Ridley Scotts „Alien“
(fd 22 226) ist einer der kanonischen Filme des letzten Vierteljahrhunderts. Schon nach kurzer Zeit fanden sich zahllose Nachahmungen dieser suggestiven Horror-Science-Fiction, fand seine revolutionäre Ästhetik breiten Eingang in die Popkultur. „Alien“ wurde als vielschichtiger visionärer Entwurf erkannt, voller Suspense und mythischer Kraft, als zeitlose Parabel auf das Verhältnis von Mensch und Natur, Mensch und Technik, Mensch und Anderem, ein von Sexualmetaphern, archaischen Ängsten und Paranoia geprägtes Zeugnis aus dem Unterbewusstsein, dem sich nur wenige entziehen konnten. Vielleicht repräsentiert kein zweiter Film so sehr den Zeitgeist um 1980 und nimmt zugleich alles vorweg, was schon virulent war, aber erst in den folgenden Jahrzehnten offenkundig wurde: das Ende der Fortschrittsutopien; die Erschöpfung des Technikglaubens im Bild des Raumschiffs als einer schweren Metallmaschine, die mehr an eine Industrieruine erinnert als an Zukunftsträume, ächzend und schnaufend, mit tropfender Kondensflüssigkeit, dunkel und chaotisch. Ihm gegenüber steht die Natur, der amoralische „perfekte Organismus“ des Alien, das nur durch die Basisinstinkte Fortpflanzung und Selbstschutz dominiert wird. Wenn so der perfekte Organismus ist, dann sind wir der unperfekte.

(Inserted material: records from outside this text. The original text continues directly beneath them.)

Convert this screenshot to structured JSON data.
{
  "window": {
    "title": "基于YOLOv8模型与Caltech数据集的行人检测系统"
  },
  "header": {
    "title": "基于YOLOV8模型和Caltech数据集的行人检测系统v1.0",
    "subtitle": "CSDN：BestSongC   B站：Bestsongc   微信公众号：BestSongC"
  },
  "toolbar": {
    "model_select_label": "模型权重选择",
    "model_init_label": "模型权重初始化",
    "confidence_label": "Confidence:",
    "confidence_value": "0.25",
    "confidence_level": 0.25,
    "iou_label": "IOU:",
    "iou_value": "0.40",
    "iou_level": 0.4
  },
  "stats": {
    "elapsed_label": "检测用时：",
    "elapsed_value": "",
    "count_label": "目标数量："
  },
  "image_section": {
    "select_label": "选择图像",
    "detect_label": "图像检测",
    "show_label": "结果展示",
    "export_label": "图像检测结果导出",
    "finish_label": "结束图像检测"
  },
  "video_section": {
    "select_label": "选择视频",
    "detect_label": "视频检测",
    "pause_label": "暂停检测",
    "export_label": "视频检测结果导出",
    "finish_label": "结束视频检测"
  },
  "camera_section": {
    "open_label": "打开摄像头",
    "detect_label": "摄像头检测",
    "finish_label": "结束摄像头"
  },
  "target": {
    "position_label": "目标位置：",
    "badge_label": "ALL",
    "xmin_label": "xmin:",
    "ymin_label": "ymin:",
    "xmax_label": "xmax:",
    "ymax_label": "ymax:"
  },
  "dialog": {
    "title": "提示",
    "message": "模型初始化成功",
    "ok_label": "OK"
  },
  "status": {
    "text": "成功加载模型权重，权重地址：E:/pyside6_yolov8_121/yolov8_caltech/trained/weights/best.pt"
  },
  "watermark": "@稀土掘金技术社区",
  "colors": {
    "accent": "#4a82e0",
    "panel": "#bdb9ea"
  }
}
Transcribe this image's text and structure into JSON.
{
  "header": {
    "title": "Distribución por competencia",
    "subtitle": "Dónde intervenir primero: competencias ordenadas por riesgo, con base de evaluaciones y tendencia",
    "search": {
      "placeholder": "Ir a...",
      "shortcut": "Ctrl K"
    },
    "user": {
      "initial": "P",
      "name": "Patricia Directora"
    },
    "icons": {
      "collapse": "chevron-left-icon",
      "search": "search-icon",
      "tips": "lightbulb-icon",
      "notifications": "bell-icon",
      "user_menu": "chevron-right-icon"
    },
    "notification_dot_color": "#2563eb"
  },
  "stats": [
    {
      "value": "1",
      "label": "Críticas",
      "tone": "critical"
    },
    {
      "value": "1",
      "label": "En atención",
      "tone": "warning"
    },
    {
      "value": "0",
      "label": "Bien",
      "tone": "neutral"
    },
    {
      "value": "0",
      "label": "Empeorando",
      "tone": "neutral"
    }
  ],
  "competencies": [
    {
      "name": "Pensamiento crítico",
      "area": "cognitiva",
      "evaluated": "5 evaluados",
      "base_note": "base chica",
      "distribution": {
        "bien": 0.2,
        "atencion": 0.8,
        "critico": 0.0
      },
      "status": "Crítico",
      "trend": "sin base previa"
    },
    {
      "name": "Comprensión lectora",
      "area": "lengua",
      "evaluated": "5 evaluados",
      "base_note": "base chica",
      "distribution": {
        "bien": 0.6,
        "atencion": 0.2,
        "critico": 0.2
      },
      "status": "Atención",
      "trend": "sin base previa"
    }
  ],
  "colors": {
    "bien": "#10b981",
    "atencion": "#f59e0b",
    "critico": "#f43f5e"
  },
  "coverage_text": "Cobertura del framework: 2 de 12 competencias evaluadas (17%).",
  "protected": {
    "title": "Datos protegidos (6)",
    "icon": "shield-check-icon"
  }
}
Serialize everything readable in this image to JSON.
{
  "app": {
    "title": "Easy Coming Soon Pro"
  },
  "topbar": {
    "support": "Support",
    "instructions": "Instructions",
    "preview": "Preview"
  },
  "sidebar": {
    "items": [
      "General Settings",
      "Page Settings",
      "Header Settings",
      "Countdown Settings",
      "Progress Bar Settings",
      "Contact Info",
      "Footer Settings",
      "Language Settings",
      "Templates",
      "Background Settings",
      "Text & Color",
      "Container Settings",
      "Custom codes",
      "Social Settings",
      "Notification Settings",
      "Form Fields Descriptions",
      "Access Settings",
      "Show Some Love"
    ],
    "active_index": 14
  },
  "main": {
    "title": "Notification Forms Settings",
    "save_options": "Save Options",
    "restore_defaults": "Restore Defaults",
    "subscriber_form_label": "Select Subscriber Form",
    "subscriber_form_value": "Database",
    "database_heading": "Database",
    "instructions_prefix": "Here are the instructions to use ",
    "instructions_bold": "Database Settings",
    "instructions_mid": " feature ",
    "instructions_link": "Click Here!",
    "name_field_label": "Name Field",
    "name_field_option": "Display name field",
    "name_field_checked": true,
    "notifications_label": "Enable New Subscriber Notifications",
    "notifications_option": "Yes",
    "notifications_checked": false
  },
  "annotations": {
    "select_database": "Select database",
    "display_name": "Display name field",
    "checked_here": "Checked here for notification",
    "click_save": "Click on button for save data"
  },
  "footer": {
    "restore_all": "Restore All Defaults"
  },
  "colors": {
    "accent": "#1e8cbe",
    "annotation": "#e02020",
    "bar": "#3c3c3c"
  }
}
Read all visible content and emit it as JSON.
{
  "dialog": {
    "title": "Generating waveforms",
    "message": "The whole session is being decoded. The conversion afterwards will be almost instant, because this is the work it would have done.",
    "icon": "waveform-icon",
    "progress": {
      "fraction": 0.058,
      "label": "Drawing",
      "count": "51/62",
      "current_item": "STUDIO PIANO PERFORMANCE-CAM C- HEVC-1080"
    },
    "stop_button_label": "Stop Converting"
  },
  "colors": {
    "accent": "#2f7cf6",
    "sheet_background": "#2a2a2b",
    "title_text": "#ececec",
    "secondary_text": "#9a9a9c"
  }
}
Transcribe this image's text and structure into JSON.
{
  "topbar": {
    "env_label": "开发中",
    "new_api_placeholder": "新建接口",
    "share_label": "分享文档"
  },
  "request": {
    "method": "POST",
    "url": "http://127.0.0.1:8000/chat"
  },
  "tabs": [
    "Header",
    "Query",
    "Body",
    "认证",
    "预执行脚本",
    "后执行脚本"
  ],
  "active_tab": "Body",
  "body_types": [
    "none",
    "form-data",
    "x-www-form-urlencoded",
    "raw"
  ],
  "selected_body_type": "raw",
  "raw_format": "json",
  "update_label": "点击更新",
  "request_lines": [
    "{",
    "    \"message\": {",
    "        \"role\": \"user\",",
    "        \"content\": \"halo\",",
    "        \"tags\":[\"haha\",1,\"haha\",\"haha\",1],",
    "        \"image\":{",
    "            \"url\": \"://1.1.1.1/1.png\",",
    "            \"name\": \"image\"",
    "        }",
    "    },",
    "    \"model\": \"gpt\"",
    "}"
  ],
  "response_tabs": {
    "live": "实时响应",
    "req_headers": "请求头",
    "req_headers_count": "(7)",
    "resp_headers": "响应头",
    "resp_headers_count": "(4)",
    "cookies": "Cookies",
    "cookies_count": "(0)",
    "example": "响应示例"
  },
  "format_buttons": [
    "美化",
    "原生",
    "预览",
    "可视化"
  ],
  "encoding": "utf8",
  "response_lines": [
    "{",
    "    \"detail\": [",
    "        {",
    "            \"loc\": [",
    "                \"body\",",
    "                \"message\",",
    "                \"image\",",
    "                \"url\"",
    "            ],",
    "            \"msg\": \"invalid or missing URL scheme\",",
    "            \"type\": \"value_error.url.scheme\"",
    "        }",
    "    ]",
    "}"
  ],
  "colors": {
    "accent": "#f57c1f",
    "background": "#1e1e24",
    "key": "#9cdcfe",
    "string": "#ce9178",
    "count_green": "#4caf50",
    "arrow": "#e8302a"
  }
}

Nun kommt „Alien“ zurück als „Director’s Cut“. Der größere Teil, aber nicht alle entfallenen Szenen sind nun zu sehen. Während „Alien“ ursprünglich vor allem das Zeigen vermied, den Horror aus der Vorstellungskraft entwickelte und damit ausdrückte, dass das Fremde immer Projektion ist, zeigt die neue Fassung etwas mehr. Vor allem die Beziehung der beiden Frauen an Bord wird komplexer. Wichtigste Neuerung ist die berühmte „Cocoon-Sequenz“, die Essenzielles hinzu fügt und die Story verändert, indem der vermeintlich tote Kommandant Dallas von Ripley aufgefunden wird: vom unbekannten Wesen als Brutstätte genutzt. Dieses Bild zeigt das Alien nicht nur als Zerstörer, sondern betont seine Gebärerseite – zugleich wird Ripley, konfrontiert mit Dallas’ Flehen, gezwungen, ihn zu töten und die Cocoons zu zerstören. Sieht man den Film heute wieder, fällt auf, wie wenig er gealtert ist. Manche Aspekte des düsteren Zukunftsbildes glaubt man erst jetzt in ihren Dimensionen wirklich zu erfassen: „Alien“ spielt in einer Welt, in der Mega-Companys den Staat abgelöst haben; statt von Bürgerrechten sind die Verhältnisse von Befehl und Gehorsam bestimmt. Die Raumfahrer sind keine Idealisten, sondern Söldner. Ihr Verhältnis ist eines der Isolation, es herrschen kühle, geschäftsmäßige, von Klassendifferenzen geprägte Beziehungen – es fällt leicht, hierin eine nur geringfügig verschärfte Konsequenz neoliberaler Ideologien zu erkennen. Ein zweiter, sehr zeitgemäßer Aspekt ist, dass hier bereits früh der biotechnologische Diskurs ins populäre Kino eingeführt wird: Das Alien tritt zunächst als Parasit auf, das einen Menschen als Wirtskörper missbraucht, seine späteren Mutationen – Stahlzähne, Säureblut, Plastikhaut – aber lassen es als ein biomechanisches Wesen erkennen.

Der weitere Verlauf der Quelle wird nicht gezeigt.